By automating complex processes and analysing large-scale datasets, the integration of robotics and AI can transform every stage of the R&D pipeline, from compound screening to preclinical validation. This fusion of technologies will not only accelerate research but also provide the infrastructure necessary for the safe deployment of AI technologies in health science.

This investment highlights the region’s commitment to advancing health science and ensuring the Liverpool City Region remains at the forefront of global health innovation, driving both regional prosperity and impact.

Supercharging innovation through partnership

Recent global health crises, most notably COVID-19, have offered many lessons to the life science sector, but critically they have showcased the power of collaboration and partnership to supercharge ingenuity and innovation.

Co-innovation is a central tenet of iiCON’s operating model. Led by Liverpool School of Tropical Medicine, the consortium unites academic institutions including LSTM and the University of Liverpool with industry leaders like Unilever and Life Arc, SMEs such as Evotec and Infex Therapeutics, and NHS partners including the Liverpool University Hospitals Foundation Trust.

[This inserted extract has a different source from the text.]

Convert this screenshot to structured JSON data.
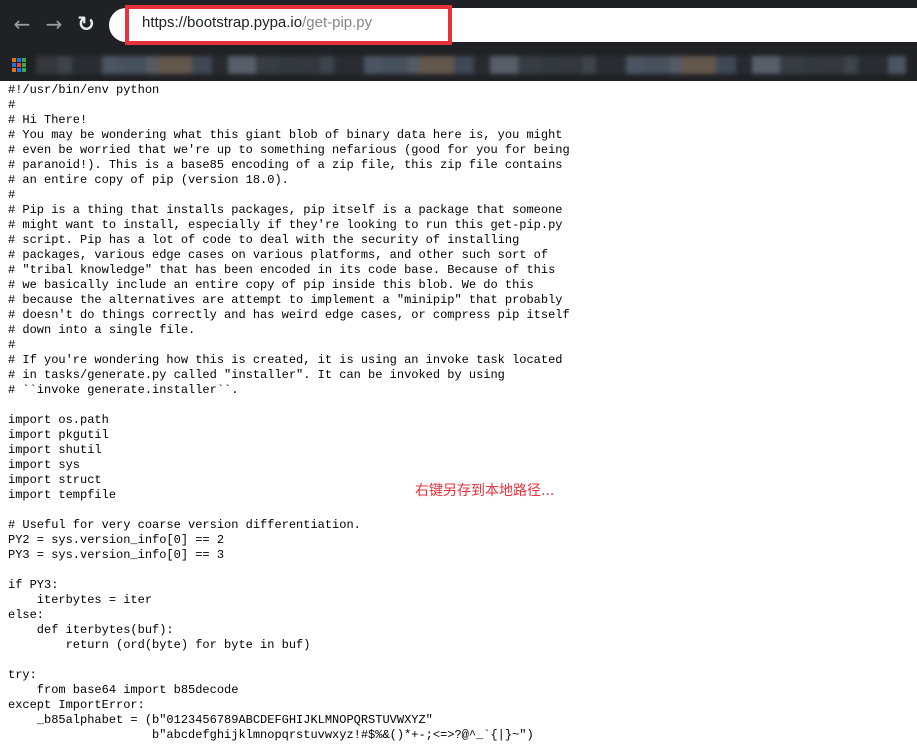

We have drawn on this commitment to collaborative partnership-led innovation as we design and develop the new facility – leveraging the expertise and capability of iiCON partners across academia, industry, and the NHS to bring together world-leading multi-sector expertise.

Crucially, we are taking a co-development approach to AI/ML tool creation—working closely with industry and academic collaborators to ensure these tools are designed to address real-world challenges in anti-infective development.

This includes the use of high-throughput automated platforms to process thousands of compounds rapidly, with AI algorithms then deployed to analyse biological responses, identify promising leads, and predict efficacy and resistance profiles.

Through active collaboration with organisations operating Containment Level 2 robotic laboratories and commercial AI platforms, we are also building a robust knowledge base. This will underpin the successful deployment of AI in the new facility

By leveraging shared global knowledge, we are creating a blueprint for best practice. This will support broader implementation and uptake of these advanced technologies to protect against growing bio threats and drive forward new solutions to the most pressing global health challenges.